ECON MEPs agreed with the Commission proposal saying that smaller non-systemic investment firms should be subject to tailor made rules on supervision and capital requirements, as they are a lot less exposed to credit risk and bank runs.
MEPs backed the Commission proposal that when the average of monthly total assets, calculated over a period of twelve consecutive months, exceeds EUR 30 billion an investment firm should be subject to the current capital requirements rules for banks. They enabled however competent authorities to subject an investment firm below that threshold to the bank rules when its activities are carried out at such a scale that the failure may pose a systemic risk.
MEPs made the transition from a non-systemic to a systemic player much smoother and predictable. In particular, they extend the period during which thresholds must be exceeded before moving to the higher - more burdensome category. They also increase the number of investments that are subject to the lowest requirements.

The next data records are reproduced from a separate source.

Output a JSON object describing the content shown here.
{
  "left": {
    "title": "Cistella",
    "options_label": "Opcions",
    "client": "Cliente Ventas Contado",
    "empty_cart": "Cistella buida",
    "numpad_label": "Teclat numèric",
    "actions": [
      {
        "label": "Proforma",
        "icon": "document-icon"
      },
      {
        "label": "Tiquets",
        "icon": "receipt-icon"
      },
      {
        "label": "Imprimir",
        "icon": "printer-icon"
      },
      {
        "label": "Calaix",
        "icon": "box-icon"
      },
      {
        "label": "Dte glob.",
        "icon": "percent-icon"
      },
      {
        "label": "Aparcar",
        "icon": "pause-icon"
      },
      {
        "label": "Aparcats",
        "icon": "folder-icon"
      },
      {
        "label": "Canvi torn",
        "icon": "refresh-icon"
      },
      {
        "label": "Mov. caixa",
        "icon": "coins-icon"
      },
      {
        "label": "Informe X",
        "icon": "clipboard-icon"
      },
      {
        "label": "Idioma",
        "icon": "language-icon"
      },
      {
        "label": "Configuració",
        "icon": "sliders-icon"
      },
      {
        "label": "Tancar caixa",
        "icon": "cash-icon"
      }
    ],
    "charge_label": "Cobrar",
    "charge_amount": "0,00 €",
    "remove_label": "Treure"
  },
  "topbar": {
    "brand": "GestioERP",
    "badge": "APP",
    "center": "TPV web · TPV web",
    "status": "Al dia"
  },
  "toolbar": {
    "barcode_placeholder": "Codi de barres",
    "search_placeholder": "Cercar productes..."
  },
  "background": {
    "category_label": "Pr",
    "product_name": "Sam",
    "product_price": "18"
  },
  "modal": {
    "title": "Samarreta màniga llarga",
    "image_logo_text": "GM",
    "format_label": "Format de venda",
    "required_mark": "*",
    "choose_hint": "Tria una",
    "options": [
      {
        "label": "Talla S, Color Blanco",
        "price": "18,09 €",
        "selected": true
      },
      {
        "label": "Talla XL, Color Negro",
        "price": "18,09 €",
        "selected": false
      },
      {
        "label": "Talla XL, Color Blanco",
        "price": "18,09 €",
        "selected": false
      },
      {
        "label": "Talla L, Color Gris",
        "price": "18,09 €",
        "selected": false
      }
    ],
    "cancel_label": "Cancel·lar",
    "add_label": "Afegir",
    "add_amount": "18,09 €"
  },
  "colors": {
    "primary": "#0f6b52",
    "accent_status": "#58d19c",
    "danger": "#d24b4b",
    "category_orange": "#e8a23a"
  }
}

MEPs tightened the equivalence rules for the third country investment companies. On top of fulfilling additional prudential organisational, internal control and business conduct requirements, these firms would be only able to provide services of systemic importance to the EU after a detailed assessment by the Commission paired with a regulatory monitoring by ESMA. They would also need to set a proper a subsidiary in the EU if they want to provide typical bank alike services.
While keeping Commission proposal on remuneration, MEPs introduced requirement that same or similar type of jobs will be equally remunerated regardless of gender as well as new disclosure requirements on investment policy. MEPs also agreed to take special account of exposures to environmental, social and governance risks (ESG) when setting out prudential requirements.
The draft report on prudential supervision was adopted with 35 votes to 9 and the draft report on capital requirements with 33 votes to 8. The committee is ready to enter the three way negotiations as soon as the Council reaches its common stance.